Quite naturally Bud Lee thought swiftly of his horses. He had told Trevors that he wanted to make no sale for at least six months. Given until then--if Judith could make a go of it without forcing a sale--he'd show her the way to at least seven or eight thousand, with a good percentage of clear profit.
"To begin with," Judith's voice interrupted his musings, "I am going to have trouble with Carson. I admit that he's an exceptionally good cattle foreman; I admit, too, that he has his limitations. He is of the old school, and has got to learn something! Already he has his weather-eye c.o.c.ked for the lean season; he'll be coming to me in August or September, telling me I've got to begin selling. That's the way they all do! And the result is that beef cattle drop and the market clogs with them. What I am going to do is make Carson start in buying then. Oh, he'll buck like one of his own red bay steers but he'll buy!"
"We're pretty well stocked up," Lee offered gently. "Turning the hills over to the hogs makes a difference, too. We're going to be short of feed long before September is over."
"Short of range feed, yes," she retorted warmly. "But we're going to put our trust in our silos, Lee, and make them do such work for us as they have never done before.

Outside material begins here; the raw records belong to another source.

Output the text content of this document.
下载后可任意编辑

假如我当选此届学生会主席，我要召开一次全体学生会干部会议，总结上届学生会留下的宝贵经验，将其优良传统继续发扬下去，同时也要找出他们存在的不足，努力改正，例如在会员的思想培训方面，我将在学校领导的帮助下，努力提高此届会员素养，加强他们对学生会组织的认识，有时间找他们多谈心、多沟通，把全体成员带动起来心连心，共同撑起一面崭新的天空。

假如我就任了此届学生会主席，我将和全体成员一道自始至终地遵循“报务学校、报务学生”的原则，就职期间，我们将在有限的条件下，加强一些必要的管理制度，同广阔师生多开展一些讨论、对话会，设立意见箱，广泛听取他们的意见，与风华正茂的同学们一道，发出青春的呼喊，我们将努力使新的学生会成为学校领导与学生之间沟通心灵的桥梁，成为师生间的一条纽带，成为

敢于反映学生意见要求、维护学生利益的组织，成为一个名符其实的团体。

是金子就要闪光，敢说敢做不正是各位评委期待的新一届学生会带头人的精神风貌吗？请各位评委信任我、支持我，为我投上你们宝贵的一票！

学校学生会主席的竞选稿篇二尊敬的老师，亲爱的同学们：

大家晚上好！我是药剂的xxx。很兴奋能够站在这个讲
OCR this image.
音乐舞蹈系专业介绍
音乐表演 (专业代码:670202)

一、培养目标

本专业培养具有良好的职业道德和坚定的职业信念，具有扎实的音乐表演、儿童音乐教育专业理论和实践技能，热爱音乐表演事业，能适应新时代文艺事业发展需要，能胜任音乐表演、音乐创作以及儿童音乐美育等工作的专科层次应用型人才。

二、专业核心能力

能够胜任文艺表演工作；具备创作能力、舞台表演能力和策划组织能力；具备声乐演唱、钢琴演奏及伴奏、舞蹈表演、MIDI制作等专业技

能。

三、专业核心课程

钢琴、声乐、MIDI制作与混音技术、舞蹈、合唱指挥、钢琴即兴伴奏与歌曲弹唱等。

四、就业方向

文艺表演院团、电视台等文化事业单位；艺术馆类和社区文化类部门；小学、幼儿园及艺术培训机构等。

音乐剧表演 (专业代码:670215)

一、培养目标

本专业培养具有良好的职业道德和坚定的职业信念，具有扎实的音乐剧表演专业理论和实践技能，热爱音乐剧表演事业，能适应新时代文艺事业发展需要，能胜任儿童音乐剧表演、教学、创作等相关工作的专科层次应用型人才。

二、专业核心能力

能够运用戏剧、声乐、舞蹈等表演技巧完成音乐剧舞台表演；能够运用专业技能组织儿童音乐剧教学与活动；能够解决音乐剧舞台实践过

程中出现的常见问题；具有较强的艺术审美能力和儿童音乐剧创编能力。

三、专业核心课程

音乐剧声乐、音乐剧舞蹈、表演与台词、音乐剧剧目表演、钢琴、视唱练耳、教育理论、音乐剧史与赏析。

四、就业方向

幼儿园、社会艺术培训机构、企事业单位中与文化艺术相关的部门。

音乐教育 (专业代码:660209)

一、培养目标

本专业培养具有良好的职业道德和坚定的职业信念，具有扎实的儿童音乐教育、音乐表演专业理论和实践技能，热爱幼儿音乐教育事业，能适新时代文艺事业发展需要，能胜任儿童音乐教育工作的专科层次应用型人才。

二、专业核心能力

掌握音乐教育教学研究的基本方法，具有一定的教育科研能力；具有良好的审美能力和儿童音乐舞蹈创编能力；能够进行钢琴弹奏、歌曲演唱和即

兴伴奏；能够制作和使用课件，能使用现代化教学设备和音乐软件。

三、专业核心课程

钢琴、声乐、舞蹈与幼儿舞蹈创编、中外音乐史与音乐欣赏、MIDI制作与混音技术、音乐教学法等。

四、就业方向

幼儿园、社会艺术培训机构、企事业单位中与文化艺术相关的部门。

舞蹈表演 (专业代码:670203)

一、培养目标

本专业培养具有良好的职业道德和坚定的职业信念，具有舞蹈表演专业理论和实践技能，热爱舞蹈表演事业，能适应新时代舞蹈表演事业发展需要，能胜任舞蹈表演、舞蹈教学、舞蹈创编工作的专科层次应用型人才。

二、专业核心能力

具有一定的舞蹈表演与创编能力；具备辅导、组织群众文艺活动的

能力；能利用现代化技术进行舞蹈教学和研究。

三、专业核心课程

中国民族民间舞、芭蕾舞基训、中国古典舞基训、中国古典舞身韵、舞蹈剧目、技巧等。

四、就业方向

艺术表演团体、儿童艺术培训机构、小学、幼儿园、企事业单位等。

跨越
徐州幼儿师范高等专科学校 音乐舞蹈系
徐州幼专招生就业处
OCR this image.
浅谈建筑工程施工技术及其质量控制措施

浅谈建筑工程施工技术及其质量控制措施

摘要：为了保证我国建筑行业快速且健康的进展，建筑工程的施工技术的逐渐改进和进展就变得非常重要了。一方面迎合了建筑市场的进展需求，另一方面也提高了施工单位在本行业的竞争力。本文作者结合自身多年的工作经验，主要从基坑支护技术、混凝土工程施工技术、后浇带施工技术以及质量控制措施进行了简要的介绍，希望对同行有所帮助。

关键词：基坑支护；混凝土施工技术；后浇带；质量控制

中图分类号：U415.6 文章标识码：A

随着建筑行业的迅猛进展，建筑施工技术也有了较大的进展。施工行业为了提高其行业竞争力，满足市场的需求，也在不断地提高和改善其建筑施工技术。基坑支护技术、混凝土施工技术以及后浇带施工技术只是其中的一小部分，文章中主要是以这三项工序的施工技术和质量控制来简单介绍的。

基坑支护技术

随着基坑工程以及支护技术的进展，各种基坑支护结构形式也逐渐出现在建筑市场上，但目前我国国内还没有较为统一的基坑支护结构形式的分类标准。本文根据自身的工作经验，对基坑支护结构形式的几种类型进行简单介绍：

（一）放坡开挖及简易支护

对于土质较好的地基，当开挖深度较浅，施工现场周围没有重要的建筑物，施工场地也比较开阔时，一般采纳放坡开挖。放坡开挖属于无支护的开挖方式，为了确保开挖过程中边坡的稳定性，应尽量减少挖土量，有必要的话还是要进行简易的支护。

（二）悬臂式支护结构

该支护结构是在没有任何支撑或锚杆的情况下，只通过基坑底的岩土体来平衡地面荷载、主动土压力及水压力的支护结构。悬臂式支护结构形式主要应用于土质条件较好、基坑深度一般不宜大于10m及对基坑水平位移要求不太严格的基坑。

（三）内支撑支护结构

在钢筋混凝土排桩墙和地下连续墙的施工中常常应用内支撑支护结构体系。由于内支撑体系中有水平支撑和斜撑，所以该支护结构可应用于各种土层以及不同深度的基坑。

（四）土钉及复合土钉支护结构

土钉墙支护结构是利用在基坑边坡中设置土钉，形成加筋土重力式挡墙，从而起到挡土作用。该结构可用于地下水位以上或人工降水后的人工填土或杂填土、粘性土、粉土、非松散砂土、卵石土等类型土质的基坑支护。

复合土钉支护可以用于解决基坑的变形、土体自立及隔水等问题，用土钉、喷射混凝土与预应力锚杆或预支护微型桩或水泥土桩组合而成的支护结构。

Then, when other folks are forced to sell off for what they can get, we'll hold on and buy. We won't sell before December or January, when the market is up."
He shook his head. Though not of the old school which had produced Carson, still he put little faith in those tall towers into which alfalfa and Indian corn were fed to make lush fodder.
"I don't know a whole lot about silos," he admitted.
"Neither does Carson," said Judith. "He looks at such things as silos and milking-machines and tractors and fences even as the old Indians must have looked at the inroads of the white men. But, do you know where he has been these last few days?"